La blockchain garde l’historique des échanges qui ont eu lieu entre différents protagonistes depuis son ouverture. C’est une technologie de stockage, de transmission d’informations, elle est transparente et sécurisée et le plus important : elle fonctionne sans organe central.

Un système fonctionnant autour d’un organe central va tout stocker sur un serveur central alors que les informations stockées par la blockchain sont stockées sur plusieurs ordinateurs en même temps. Le fait de stocker sur différents serveurs (les noeuds du réseau) rend l’attaque plus difficile que si tout était stocké au même endroit. De plus, si un serveur tombe en panne, les autres continuent de tourner de façon autonome, sans perte de performance ni de données.

L’utilisation de la blockchain permet aux utilisateurs de se passer d’un tiers intermédiaire pour leurs échanges. Un intervenant supplémentaire n’implique pas pour autant que les échanges et les données stockées sont en sécurité. De plus, cela coûte à toutes les parties d’avoir un intermédiaire et rend le business 100% dépendant.

Exemples

La première blockchain apparait avec le BitCoin. Elle permet ainsi un échange de valeur sans banque. Cette technologie va également pouvoir aider les artistes à gérer au mieux leurs morceaux, leur vente et les profits engendrés. Une utilisation pour des valeurs non monétaire est aussi envisageable. Prenons en exemple la startup Factom qui lance en 2015 le projet de cadastre numérique pour le Honduras. Ce pays a été sujet à des fraudes aux titres de propriété (des bureaucrates avaient accès à la base de données du pays et pouvaient s’attribuer eux-mêmes des propriétés). L’utilisation de la blockchain va ici sécuriser les données stockées en toute transparence et empêcher le tiers « de confiance » de faire comme bon lui semble. Cela va également inciter les propriétaires non enregistrés par soucis de confiance envers le gouvernement corrompu à faire la démarche.

 

Le smart contract

Le principe

Il faut imaginer un contrat tel qu’on le connait aujourd’hui : il contient les conditions et les règles à respecter. Le smart contract est un morceau de programme autonome qui va stocker les règles de négociation mais il vérifie aussi automatiquement le contrat et exécute les conditions convenues si le contrat est rempli.
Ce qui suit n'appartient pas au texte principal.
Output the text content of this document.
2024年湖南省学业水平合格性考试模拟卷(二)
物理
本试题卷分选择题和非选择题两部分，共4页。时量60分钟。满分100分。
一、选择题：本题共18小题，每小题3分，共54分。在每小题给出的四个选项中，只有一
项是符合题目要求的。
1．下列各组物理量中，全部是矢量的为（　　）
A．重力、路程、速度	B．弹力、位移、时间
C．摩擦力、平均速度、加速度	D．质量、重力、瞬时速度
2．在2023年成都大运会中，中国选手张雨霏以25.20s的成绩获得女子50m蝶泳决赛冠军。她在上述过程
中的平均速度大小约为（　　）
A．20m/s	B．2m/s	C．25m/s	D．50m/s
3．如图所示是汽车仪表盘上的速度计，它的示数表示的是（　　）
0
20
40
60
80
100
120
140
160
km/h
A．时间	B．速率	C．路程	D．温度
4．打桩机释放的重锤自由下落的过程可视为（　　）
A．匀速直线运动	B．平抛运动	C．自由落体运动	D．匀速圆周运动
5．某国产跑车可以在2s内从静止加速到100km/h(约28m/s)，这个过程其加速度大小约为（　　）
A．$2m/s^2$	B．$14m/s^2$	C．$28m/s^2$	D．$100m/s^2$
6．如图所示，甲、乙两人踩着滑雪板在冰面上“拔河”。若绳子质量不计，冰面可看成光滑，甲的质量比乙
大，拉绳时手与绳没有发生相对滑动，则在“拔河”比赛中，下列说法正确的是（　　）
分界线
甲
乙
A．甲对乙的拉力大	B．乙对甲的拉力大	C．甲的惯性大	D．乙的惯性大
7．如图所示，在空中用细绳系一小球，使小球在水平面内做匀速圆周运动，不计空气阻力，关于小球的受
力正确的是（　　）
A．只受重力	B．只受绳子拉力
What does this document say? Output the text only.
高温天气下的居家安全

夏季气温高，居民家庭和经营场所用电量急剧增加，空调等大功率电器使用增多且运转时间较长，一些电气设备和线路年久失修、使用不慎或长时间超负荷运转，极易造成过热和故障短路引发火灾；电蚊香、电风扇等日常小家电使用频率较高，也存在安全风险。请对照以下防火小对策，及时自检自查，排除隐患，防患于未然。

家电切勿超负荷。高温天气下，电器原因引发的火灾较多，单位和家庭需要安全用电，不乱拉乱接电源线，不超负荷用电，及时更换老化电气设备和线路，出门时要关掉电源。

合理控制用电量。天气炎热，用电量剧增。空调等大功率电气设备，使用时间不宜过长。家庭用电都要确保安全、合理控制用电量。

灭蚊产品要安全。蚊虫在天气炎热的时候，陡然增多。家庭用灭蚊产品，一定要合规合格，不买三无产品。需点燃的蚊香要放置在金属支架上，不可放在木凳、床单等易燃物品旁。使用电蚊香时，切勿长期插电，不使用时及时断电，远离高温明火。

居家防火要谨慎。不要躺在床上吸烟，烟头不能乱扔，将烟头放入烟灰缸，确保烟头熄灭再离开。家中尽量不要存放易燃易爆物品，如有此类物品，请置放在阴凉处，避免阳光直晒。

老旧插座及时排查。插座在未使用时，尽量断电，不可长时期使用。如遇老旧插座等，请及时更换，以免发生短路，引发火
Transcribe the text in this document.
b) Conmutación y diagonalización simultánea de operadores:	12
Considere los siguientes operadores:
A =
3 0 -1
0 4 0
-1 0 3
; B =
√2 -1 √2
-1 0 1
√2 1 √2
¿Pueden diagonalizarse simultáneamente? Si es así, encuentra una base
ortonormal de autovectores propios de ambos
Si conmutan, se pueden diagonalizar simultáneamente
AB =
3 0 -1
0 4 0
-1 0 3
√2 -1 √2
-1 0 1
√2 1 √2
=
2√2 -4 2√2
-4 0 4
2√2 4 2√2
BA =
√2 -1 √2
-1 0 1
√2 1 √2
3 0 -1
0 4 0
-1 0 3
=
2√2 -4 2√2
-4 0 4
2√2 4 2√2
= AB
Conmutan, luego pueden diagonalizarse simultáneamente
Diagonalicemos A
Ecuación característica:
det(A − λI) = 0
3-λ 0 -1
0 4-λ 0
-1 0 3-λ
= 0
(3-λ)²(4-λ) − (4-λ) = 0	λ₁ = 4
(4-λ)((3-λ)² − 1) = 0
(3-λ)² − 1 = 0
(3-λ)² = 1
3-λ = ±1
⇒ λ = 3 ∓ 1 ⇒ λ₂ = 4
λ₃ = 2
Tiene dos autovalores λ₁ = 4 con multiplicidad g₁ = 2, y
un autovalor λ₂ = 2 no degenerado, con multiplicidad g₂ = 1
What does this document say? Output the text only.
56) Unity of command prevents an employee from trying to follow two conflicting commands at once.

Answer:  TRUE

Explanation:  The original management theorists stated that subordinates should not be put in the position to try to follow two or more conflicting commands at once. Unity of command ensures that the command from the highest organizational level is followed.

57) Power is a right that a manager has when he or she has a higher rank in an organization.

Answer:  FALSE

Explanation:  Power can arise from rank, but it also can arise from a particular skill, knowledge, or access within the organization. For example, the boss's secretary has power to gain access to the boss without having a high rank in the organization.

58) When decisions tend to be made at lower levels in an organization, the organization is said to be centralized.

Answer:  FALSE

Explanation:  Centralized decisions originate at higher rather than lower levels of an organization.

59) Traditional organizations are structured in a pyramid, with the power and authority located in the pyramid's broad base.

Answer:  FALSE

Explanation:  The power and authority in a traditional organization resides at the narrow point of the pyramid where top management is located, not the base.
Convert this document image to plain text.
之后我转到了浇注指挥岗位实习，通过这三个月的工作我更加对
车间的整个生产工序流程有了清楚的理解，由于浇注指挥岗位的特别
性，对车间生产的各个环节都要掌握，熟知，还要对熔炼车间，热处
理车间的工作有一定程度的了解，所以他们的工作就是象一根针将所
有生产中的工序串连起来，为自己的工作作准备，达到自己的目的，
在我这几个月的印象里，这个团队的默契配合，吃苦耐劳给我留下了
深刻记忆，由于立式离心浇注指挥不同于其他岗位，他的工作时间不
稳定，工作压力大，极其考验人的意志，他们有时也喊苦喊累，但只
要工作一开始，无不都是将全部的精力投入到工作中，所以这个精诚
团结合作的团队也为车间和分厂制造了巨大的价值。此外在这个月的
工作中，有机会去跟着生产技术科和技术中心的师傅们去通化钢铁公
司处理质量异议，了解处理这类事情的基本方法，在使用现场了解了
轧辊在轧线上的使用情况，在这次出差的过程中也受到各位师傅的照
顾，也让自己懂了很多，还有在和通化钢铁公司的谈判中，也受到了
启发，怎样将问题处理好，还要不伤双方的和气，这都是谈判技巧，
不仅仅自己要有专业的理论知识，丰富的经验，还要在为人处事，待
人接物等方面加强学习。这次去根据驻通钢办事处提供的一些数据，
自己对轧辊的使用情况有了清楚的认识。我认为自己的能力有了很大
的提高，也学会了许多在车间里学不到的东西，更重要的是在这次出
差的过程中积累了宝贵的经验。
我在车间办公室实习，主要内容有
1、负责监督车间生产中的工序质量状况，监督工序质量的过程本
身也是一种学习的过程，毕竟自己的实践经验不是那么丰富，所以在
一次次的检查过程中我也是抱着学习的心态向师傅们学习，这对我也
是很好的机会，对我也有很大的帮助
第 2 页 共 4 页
Après son lancement, le smart contract ne requiert aucune intervention humaine.

Exemple

Prenons en exemple le smart contract avec le BitCoin. L’échange de valeur se fait sans intermédiaire grâce à la blockchain. Si on doit maintenant procéder à un échange de valeur sous conditions, l’intervention d’un smart contract est alors nécessaire : si l’on souhaite un paiement en plusieurs fois, un paiement tous les 5 du mois …

Les conditions sont fixées et le smart contract se charge alors de toutes les vérifications nécessaires avant de procéder à l’échange. Cela permet de faciliter les relations entre entreprises et/ou particuliers. Les accords commerciaux sont automatiquement exécutés et appliqués donc les deux parties sont en confiance.